Dennis is a construction guy, single dad, who lives with his son, Connor (Noah Lomax), and mom (Laura Dern) in a low-roofed bungalow -- the sort of crowded, low-cost housing that fueled Florida’s population boom in the 1950s and ’60s. Work’s been scanty since the real estate bubble popped, so when they get behind on their mortgage payments the courts are quick to whip out of the foreclosure card.

In a harrowing scene, Dennis and his brood are summarily thrown out of the family dwelling, their stuff piled up on the lawn by riff-raff workers, with rent-a-cops warning them of a trip to jail if they don’t comply. Rick is calling the shots, though he pretends to be just the guy with the clipboard carrying out orders. The energy is real and nervy, with everyone resorting to that sort of false politeness – “Yes, sir,” “No, ma’am,” – when they’d really like to take a swing at each other.

They pack up their stuff to a rundown motel, which houses a thriving community of evictees, all convinced they’ll move back into their own home any day now. Dennis catches a break when he stumbles upon Rick and is offered 50 bucks to help out with a vacant property that has been befouled. He possesses enough self-worth left to haggle the nasty job up to two-fifty, and Rick recognizes a hunger he can harness.

“Don’t get emotional about real estate,” Rick intones. “They’re boxes.”
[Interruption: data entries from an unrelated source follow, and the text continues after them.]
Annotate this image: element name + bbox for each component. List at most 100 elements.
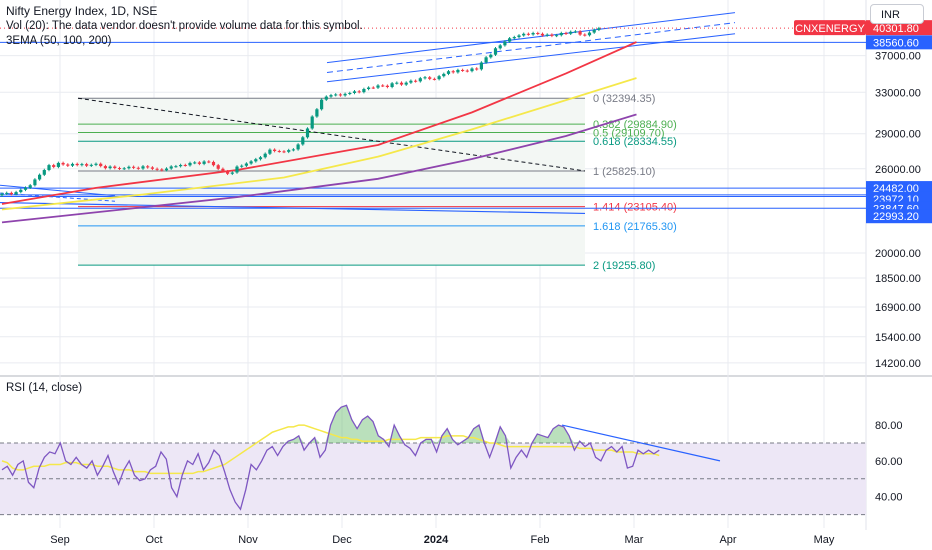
x-tick-label: Oct bbox=[145, 534, 162, 546]
candle-body bbox=[188, 162, 192, 166]
candle-body bbox=[183, 164, 187, 166]
candle-body bbox=[235, 166, 239, 173]
y-tick-label: 18500.00 bbox=[875, 273, 921, 285]
candle-body bbox=[277, 151, 281, 153]
candle-body bbox=[432, 78, 436, 80]
candle-body bbox=[508, 38, 512, 42]
rsi-overbought-fill bbox=[325, 405, 389, 443]
last-price-tag: 40301.80 bbox=[873, 23, 919, 35]
rsi-trendline bbox=[561, 424, 721, 462]
candle-body bbox=[334, 94, 338, 96]
candle-body bbox=[569, 31, 573, 34]
volume-note: Vol (20): The data vendor doesn't provid… bbox=[6, 20, 363, 32]
rsi-y-tick-label: 80.00 bbox=[875, 420, 903, 432]
candle-body bbox=[320, 99, 324, 110]
chart-title: Nifty Energy Index, 1D, NSE bbox=[6, 4, 158, 18]
candle-body bbox=[80, 164, 84, 166]
price-tag-bg bbox=[866, 35, 932, 50]
y-tick-label: 29000.00 bbox=[875, 129, 921, 141]
candle-body bbox=[573, 31, 577, 33]
candle-body bbox=[103, 166, 107, 169]
candle-body bbox=[564, 32, 568, 34]
candle-body bbox=[70, 163, 75, 166]
candle-body bbox=[258, 157, 263, 160]
candle-body bbox=[390, 83, 394, 87]
x-tick-label: Sep bbox=[50, 534, 70, 546]
candle-body bbox=[475, 68, 479, 70]
candle-body bbox=[517, 35, 521, 38]
x-tick-label: Dec bbox=[332, 534, 352, 546]
candle-body bbox=[254, 159, 258, 162]
candle-body bbox=[113, 166, 117, 169]
candle-body bbox=[282, 151, 286, 153]
candle-body bbox=[540, 33, 545, 36]
candle-body bbox=[211, 161, 216, 166]
channel-left-mid bbox=[0, 192, 116, 202]
candle-body bbox=[338, 94, 342, 96]
candle-body bbox=[89, 164, 93, 166]
candle-body bbox=[141, 166, 145, 169]
candle-body bbox=[512, 37, 516, 39]
candle-body bbox=[122, 168, 126, 170]
candle-body bbox=[385, 85, 389, 87]
candle-body bbox=[489, 54, 493, 58]
price-axis-bg bbox=[866, 0, 932, 550]
candle-body bbox=[99, 163, 103, 167]
candle-body bbox=[216, 165, 220, 169]
rsi-overbought-fill bbox=[309, 437, 320, 443]
rsi-overbought-fill bbox=[494, 426, 511, 443]
candle-body bbox=[437, 76, 441, 80]
ema-200-line bbox=[1, 113, 637, 224]
candle-body bbox=[47, 165, 51, 171]
candle-body bbox=[5, 192, 9, 194]
candle-body bbox=[132, 166, 136, 168]
candle-body bbox=[179, 164, 183, 167]
candle-body bbox=[23, 187, 28, 190]
candle-body bbox=[268, 149, 272, 154]
candle-body bbox=[169, 166, 173, 169]
currency-selector[interactable]: INR bbox=[870, 4, 924, 24]
fib-trend-line bbox=[77, 97, 586, 172]
candle-body bbox=[33, 179, 37, 186]
candle-body bbox=[305, 128, 310, 138]
candle-body bbox=[343, 93, 347, 96]
price-tag-bg bbox=[866, 209, 932, 224]
candle-body bbox=[174, 166, 178, 168]
candle-body bbox=[19, 189, 23, 193]
candle-body bbox=[117, 168, 122, 170]
candle-body bbox=[56, 162, 60, 167]
candle-body bbox=[465, 70, 469, 72]
channel-lower bbox=[326, 33, 736, 83]
candle-body bbox=[550, 34, 554, 36]
candle-body bbox=[592, 29, 596, 33]
candle-body bbox=[108, 166, 112, 169]
channel-upper bbox=[326, 12, 736, 64]
candle-body bbox=[136, 167, 140, 169]
candle-body bbox=[273, 149, 277, 152]
candle-body bbox=[226, 171, 230, 174]
candle-body bbox=[9, 192, 13, 195]
candle-body bbox=[442, 73, 446, 77]
candle-body bbox=[461, 69, 465, 71]
fib-level-label: 2 (19255.80) bbox=[593, 260, 655, 272]
trendline-down bbox=[0, 201, 586, 215]
candle-body bbox=[240, 165, 244, 167]
candle-body bbox=[94, 163, 98, 165]
ema-legend[interactable]: 3EMA (50, 100, 200) bbox=[6, 35, 112, 47]
candle-body bbox=[249, 161, 253, 164]
candle-body bbox=[367, 87, 371, 90]
candle-body bbox=[536, 32, 540, 34]
y-tick-label: 16900.00 bbox=[875, 302, 921, 314]
price-tag: 22993.20 bbox=[873, 211, 919, 223]
candle-body bbox=[193, 162, 197, 164]
candle-body bbox=[329, 95, 333, 97]
fib-level-label: 1.414 (23105.40) bbox=[593, 202, 677, 214]
candle-body bbox=[0, 193, 4, 196]
candle-body bbox=[324, 96, 328, 100]
candle-body bbox=[451, 71, 455, 73]
fib-zone bbox=[78, 98, 585, 266]
rsi-legend[interactable]: RSI (14, close) bbox=[6, 382, 83, 394]
candle-body bbox=[409, 80, 413, 83]
price-tag: 38560.60 bbox=[873, 37, 919, 49]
Soon enough, Dennis himself is the one holding the clipboard, running his own crews, talking people into easing their keys into his hand, waving in the police to strong-arm it when required. Rick shows him how to work the grayish angles between private commerce and government subsidy, snagging whopping checks from Fannie Mae by covertly shuffling around appliances and AC’s.

(Air conditioning, for those not in the know, is practically a religion in the Sunshine State, and all must tithe.)

Written (along with Amir Naderi) and directed by Ramin Bahrani, “99 Homes” gets a bit fat in the second half, as the plot plays out its preordained contretemps between diabolical mentor and soul-searching mentee. But it manages to powerfully illustrate the human toll of the foreclose-and-flip game, just as we’ve started to forget the shenanigans and, thereby, open the door to them again.